My friend Carol King, who has recently returned to Sicily, and I decided to celebrate Ferragosto a day late this year, so I kind of cooked her a little meal:
The antipasti included olives, sun-dried tomatoes, fresh datterini tomatoes, mini sausages, bresaola and Parma ham topped with Grana cheese shavings, marinated mushrooms and - I must tell you about this - watermelon with salted cucumber. My original intention was to chuck the cucumber - peeled, deseeded, chopped, salted, left then rinsed, drained and chilled - into the salad but at the last minute I thought it would be a nice addition to the dish of watermelon. Turns out I was right!
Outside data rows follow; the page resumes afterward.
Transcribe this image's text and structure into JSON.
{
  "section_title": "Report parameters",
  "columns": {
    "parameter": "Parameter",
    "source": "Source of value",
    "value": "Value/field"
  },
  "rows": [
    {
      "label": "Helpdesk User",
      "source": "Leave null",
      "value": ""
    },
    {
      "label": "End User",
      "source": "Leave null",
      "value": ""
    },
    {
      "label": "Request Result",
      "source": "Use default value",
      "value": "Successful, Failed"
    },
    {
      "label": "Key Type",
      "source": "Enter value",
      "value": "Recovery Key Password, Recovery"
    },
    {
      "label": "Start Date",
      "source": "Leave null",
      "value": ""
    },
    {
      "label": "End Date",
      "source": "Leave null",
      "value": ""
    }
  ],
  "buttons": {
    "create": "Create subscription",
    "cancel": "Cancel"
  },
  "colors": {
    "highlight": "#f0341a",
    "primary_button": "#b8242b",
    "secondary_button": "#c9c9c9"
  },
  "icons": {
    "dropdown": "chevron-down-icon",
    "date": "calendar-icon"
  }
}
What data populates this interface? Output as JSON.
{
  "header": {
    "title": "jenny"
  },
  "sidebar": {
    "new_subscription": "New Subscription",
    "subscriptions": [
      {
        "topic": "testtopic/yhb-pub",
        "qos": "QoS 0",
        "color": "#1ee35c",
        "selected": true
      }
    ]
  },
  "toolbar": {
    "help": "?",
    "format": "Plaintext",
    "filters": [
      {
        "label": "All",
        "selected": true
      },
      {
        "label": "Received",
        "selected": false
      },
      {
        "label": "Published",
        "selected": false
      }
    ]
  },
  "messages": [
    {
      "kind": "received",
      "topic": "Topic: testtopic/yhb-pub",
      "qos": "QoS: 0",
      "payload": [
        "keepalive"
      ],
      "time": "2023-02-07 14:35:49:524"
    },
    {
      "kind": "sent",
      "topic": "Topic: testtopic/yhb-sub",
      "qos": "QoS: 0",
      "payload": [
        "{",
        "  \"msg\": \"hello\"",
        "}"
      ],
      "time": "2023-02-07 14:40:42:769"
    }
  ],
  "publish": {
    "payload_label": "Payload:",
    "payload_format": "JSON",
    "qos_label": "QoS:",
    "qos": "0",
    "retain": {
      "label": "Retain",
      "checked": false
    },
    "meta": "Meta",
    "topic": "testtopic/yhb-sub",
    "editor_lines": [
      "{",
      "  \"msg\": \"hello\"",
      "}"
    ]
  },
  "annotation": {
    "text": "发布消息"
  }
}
The seemingly small apples around the antipasti dishes are actually azzaroli or Neapolitan medlars, which are related to hawthorn. There are mini-pears as well and they are a fine partner for the cheese.
The main course was grilled chicken salad with grilled nectarines. (Yes, I have a thing for grilled nectarines!) I marinated the chicken in culinary rosewater before grilling and seasoned it with sumac afterwards. I used the dressing I invented for this recipe. The other ingredients were grilled peppers and rocket leaves.
For dessert, I made strawberry tiramisù and Carol brought along the delicious sweet treats on the right.
Everything on this menu can be made in advance and all you have to do is make the antipasti look pretty and assemble the salad.